Su familia y amigos los acompañaron desde el principio. Desde el momento en que decidió a adoptar. “Desde mis abuelos, mis papás, mis hermanos y compañeros. Mis hermanos no sabés lo que fueron y lo que son. En estas situaciones sin esa red de contención debe ser muy difícil, asegura y agrega “a pesar de ser madre soltera. No te sentís sola. Nunca estás sola”.
La mamá de Francisco quiso festejar su primer cumpleaños tomando todos los recaudos por su salud delicada. Se aseguró de que nadie estuviese enfermo, ni con dolor de garganta. “No vengan si no están bien”, pidió mientras organizaba el cumpleaños con incertidumbre. No sabía si Francisco llegaría al festejo, de acuerdo a los diagnósticos “Y llegó el primer cumpleaños divino, el segundo, el tercero. Y estaba cada vez mejor”, cuenta Silvina.
Después de unos estudios genéticos, a los siete años tuvo un diagnóstico. Francisco no tenía ningún síndrome o trastorno u otra cosa puntual, sino muchas “cositas”, en palabras de su mamá. Quedó con un desfasaje cognitivo leve. Hoy su médico de cabecera es un neurólogo. Además de una escuela especial, lo lleva a terapia psicológica y de psicopedagogía. Desde ese día en la terapia intensiva su hijo se convirtió en el “eje de su vida, su todo, su motor, su motivo, su incentivo. Es todo. Es todo”, subraya.

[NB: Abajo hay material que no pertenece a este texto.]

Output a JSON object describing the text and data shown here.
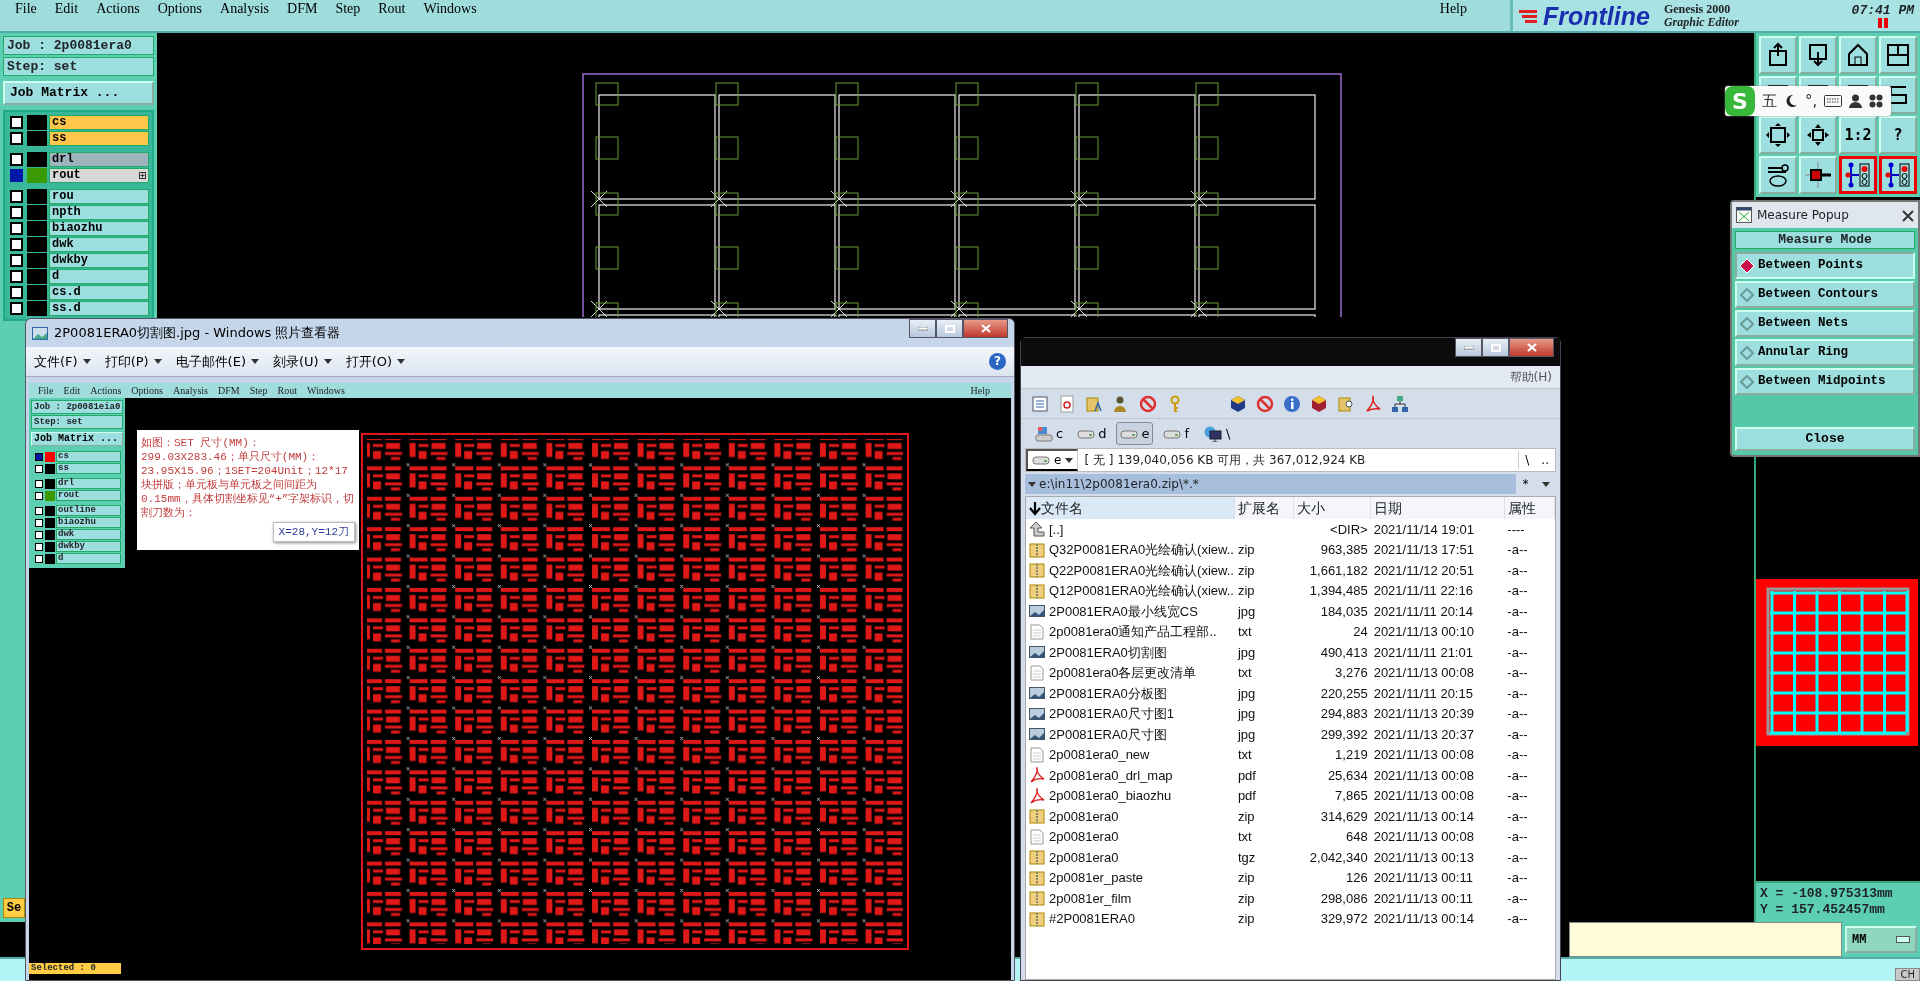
{
  "menu_bar": {
    "items": [
      "File",
      "Edit",
      "Actions",
      "Options",
      "Analysis",
      "DFM",
      "Step",
      "Rout",
      "Windows"
    ],
    "help": "Help"
  },
  "branding": {
    "logo": "Frontline",
    "product": "Genesis 2000",
    "subtitle": "Graphic Editor",
    "time": "07:41 PM"
  },
  "job_panel": {
    "job": "Job : 2p0081era0",
    "step": "Step: set",
    "matrix_button": "Job Matrix ...",
    "partial_button": "Se",
    "layers": [
      {
        "name": "cs",
        "kind": "board",
        "affected": false
      },
      {
        "name": "ss",
        "kind": "board",
        "affected": false
      },
      {
        "name": "drl",
        "kind": "drill",
        "affected": false
      },
      {
        "name": "rout",
        "kind": "rout",
        "affected": true,
        "color": "#3a9a00"
      },
      {
        "name": "rou",
        "kind": "misc",
        "affected": false
      },
      {
        "name": "npth",
        "kind": "misc",
        "affected": false
      },
      {
        "name": "biaozhu",
        "kind": "misc",
        "affected": false
      },
      {
        "name": "dwk",
        "kind": "misc",
        "affected": false
      },
      {
        "name": "dwkby",
        "kind": "misc",
        "affected": false
      },
      {
        "name": "d",
        "kind": "misc",
        "affected": false
      },
      {
        "name": "cs.d",
        "kind": "misc",
        "affected": false
      },
      {
        "name": "ss.d",
        "kind": "misc",
        "affected": false
      }
    ]
  },
  "toolbar": [
    {
      "kind": "upload"
    },
    {
      "kind": "download"
    },
    {
      "kind": "home"
    },
    {
      "kind": "layout"
    },
    {
      "kind": "window"
    },
    {
      "kind": "window"
    },
    {
      "kind": "window"
    },
    {
      "kind": "curve"
    },
    {
      "kind": "fit"
    },
    {
      "kind": "center"
    },
    {
      "kind": "text",
      "label": "1:2"
    },
    {
      "kind": "text",
      "label": "?"
    },
    {
      "kind": "tools"
    },
    {
      "kind": "probe"
    },
    {
      "kind": "netlist"
    },
    {
      "kind": "netlist"
    }
  ],
  "ime_bar": {
    "logo": "S",
    "mode": "五",
    "punct": "°,"
  },
  "measure_popup": {
    "title": "Measure Popup",
    "heading": "Measure Mode",
    "modes": [
      {
        "label": "Between Points",
        "selected": true
      },
      {
        "label": "Between Contours",
        "selected": false
      },
      {
        "label": "Between Nets",
        "selected": false
      },
      {
        "label": "Annular Ring",
        "selected": false
      },
      {
        "label": "Between Midpoints",
        "selected": false
      }
    ],
    "close": "Close"
  },
  "coordinates": {
    "x": "X = -108.975313mm",
    "y": "Y = 157.452457mm"
  },
  "command_line": {
    "unit": "MM"
  },
  "tray": {
    "label": "CH"
  },
  "photo_viewer": {
    "title": "2P0081ERA0切割图.jpg - Windows 照片查看器",
    "menu": [
      "文件(F)",
      "打印(P)",
      "电子邮件(E)",
      "刻录(U)",
      "打开(O)"
    ],
    "help": "?",
    "image": {
      "menu_items": [
        "File",
        "Edit",
        "Actions",
        "Options",
        "Analysis",
        "DFM",
        "Step",
        "Rout",
        "Windows"
      ],
      "help": "Help",
      "job": "Job : 2p0081eia0",
      "step": "Step: set",
      "matrix_button": "Job Matrix ...",
      "layers": [
        {
          "name": "cs",
          "kind": "board",
          "affected": true,
          "color": "#ff0000"
        },
        {
          "name": "ss",
          "kind": "board",
          "affected": false
        },
        {
          "name": "drl",
          "kind": "drill",
          "affected": false
        },
        {
          "name": "rout",
          "kind": "rout",
          "affected": false,
          "color": "#3a9a00"
        },
        {
          "name": "outline",
          "kind": "misc",
          "affected": false
        },
        {
          "name": "biaozhu",
          "kind": "misc",
          "affected": false
        },
        {
          "name": "dwk",
          "kind": "misc",
          "affected": false
        },
        {
          "name": "dwkby",
          "kind": "misc",
          "affected": false
        },
        {
          "name": "d",
          "kind": "misc",
          "affected": false
        }
      ],
      "note": "如图：SET 尺寸(MM)：299.03X283.46；单只尺寸(MM)：23.95X15.96；1SET=204Unit；12*17块拼版；单元板与单元板之间间距为0.15mm，具体切割坐标见“+”字架标识，切割刀数为：",
      "tooltip": "X=28,Y=12刀",
      "status": "Selected : 0"
    }
  },
  "file_manager": {
    "help_menu": "帮助(H)",
    "drives": [
      {
        "label": "c",
        "kind": "system",
        "selected": false
      },
      {
        "label": "d",
        "kind": "local",
        "selected": false
      },
      {
        "label": "e",
        "kind": "local",
        "selected": true
      },
      {
        "label": "f",
        "kind": "local",
        "selected": false
      },
      {
        "label": "\\",
        "kind": "network",
        "selected": false
      }
    ],
    "drive_select": "e",
    "free_space": "[ 无 ] 139,040,056 KB 可用，共 367,012,924 KB",
    "nav": [
      "\\",
      ".."
    ],
    "path": "e:\\in11\\2p0081era0.zip\\*.*",
    "filter": "*",
    "columns": [
      "文件名",
      "扩展名",
      "大小",
      "日期",
      "属性"
    ],
    "files": [
      {
        "kind": "up",
        "name": "[..]",
        "size": "<DIR>",
        "date": "2021/11/14 19:01",
        "attr": "----"
      },
      {
        "kind": "zip",
        "name": "Q32P0081ERA0光绘确认(xiew..",
        "ext": "zip",
        "size": "963,385",
        "date": "2021/11/13 17:51",
        "attr": "-a--"
      },
      {
        "kind": "zip",
        "name": "Q22P0081ERA0光绘确认(xiew..",
        "ext": "zip",
        "size": "1,661,182",
        "date": "2021/11/12 20:51",
        "attr": "-a--"
      },
      {
        "kind": "zip",
        "name": "Q12P0081ERA0光绘确认(xiew..",
        "ext": "zip",
        "size": "1,394,485",
        "date": "2021/11/11 22:16",
        "attr": "-a--"
      },
      {
        "kind": "image",
        "name": "2P0081ERA0最小线宽CS",
        "ext": "jpg",
        "size": "184,035",
        "date": "2021/11/11 20:14",
        "attr": "-a--"
      },
      {
        "kind": "text",
        "name": "2p0081era0通知产品工程部..",
        "ext": "txt",
        "size": "24",
        "date": "2021/11/13 00:10",
        "attr": "-a--"
      },
      {
        "kind": "image",
        "name": "2P0081ERA0切割图",
        "ext": "jpg",
        "size": "490,413",
        "date": "2021/11/11 21:01",
        "attr": "-a--"
      },
      {
        "kind": "text",
        "name": "2p0081era0各层更改清单",
        "ext": "txt",
        "size": "3,276",
        "date": "2021/11/13 00:08",
        "attr": "-a--"
      },
      {
        "kind": "image",
        "name": "2P0081ERA0分板图",
        "ext": "jpg",
        "size": "220,255",
        "date": "2021/11/11 20:15",
        "attr": "-a--"
      },
      {
        "kind": "image",
        "name": "2P0081ERA0尺寸图1",
        "ext": "jpg",
        "size": "294,883",
        "date": "2021/11/13 20:39",
        "attr": "-a--"
      },
      {
        "kind": "image",
        "name": "2P0081ERA0尺寸图",
        "ext": "jpg",
        "size": "299,392",
        "date": "2021/11/13 20:37",
        "attr": "-a--"
      },
      {
        "kind": "text",
        "name": "2p0081era0_new",
        "ext": "txt",
        "size": "1,219",
        "date": "2021/11/13 00:08",
        "attr": "-a--"
      },
      {
        "kind": "pdf",
        "name": "2p0081era0_drl_map",
        "ext": "pdf",
        "size": "25,634",
        "date": "2021/11/13 00:08",
        "attr": "-a--"
      },
      {
        "kind": "pdf",
        "name": "2p0081era0_biaozhu",
        "ext": "pdf",
        "size": "7,865",
        "date": "2021/11/13 00:08",
        "attr": "-a--"
      },
      {
        "kind": "zip",
        "name": "2p0081era0",
        "ext": "zip",
        "size": "314,629",
        "date": "2021/11/13 00:14",
        "attr": "-a--"
      },
      {
        "kind": "text",
        "name": "2p0081era0",
        "ext": "txt",
        "size": "648",
        "date": "2021/11/13 00:08",
        "attr": "-a--"
      },
      {
        "kind": "zip",
        "name": "2p0081era0",
        "ext": "tgz",
        "size": "2,042,340",
        "date": "2021/11/13 00:13",
        "attr": "-a--"
      },
      {
        "kind": "zip",
        "name": "2p0081er_paste",
        "ext": "zip",
        "size": "126",
        "date": "2021/11/13 00:11",
        "attr": "-a--"
      },
      {
        "kind": "zip",
        "name": "2p0081er_film",
        "ext": "zip",
        "size": "298,086",
        "date": "2021/11/13 00:11",
        "attr": "-a--"
      },
      {
        "kind": "zip",
        "name": "#2P0081ERA0",
        "ext": "zip",
        "size": "329,972",
        "date": "2021/11/13 00:14",
        "attr": "-a--"
      }
    ]
  }
}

El niño pasó por varias escuelas, del Estado y parroquiales. Las experiencias fueron diferentes, de muy buenas a muy malas. Estaba en una escuela primaria común donde el trato había dejado de ser el mismo por el cambio del personal. Una compañera de trabajo que tenía un hijo con discapacidad severa le recomendó que lo sacara de ahí, que no tenía por qué sufrir y que fuera a la escuela que había ido su hijo. “Y a esa escuela va y realmente es un cambio de vida, es una felicidad”, dice satisfecha Silvina, que reparte sus horas entre la crianza de Francisco y su lugar de trabajo.
—¿Cómo es Francisco hoy?
— Divino, Divino. Es hermoso. Es un amor, Es un sol. Es lo más lindo. Él es muy alegre, muy gritón. Tiene una voz fuerte. Llama la atención siempre. Lo quiere todo el mundo. Es muy sociable, muy simpático y tiene mucha energía. Se enoja fuerte también. Y eso fue desde siempre, desde que lo conocí, que se arrancaba las sondas del enojo que tenía. Sigue siendo así, intenso. Le gusta mucho andar en bici e ir al parque. Le gusta salir mucho, ponerse el casco, porque quiere ser policía. El policía de la cuadra de mi casa le regaló una insignia y se la cuelga y anda con eso. Y se divierte mucho. Quiere ser policía y anda vigilando. Le gusta salir mucho. Y también comprarse cosas como a todos los chicos.
Silvina le dice a las personas que nunca pensaron en esta posibilidad y “se les abre un poquito el corazón. Vayan por ahí. Es hermoso. Hay muchas cosas por aprender. Ellos tienen muchas necesidades, pero es tanto el amor, es tan hermoso”, alienta. El 13 de octubre último Francisco cumplió 17 años. Este año empieza segundo año del secundario. Y su mamá estará ahí para acompañarlo el primer día de clases. Firme, al lado de él.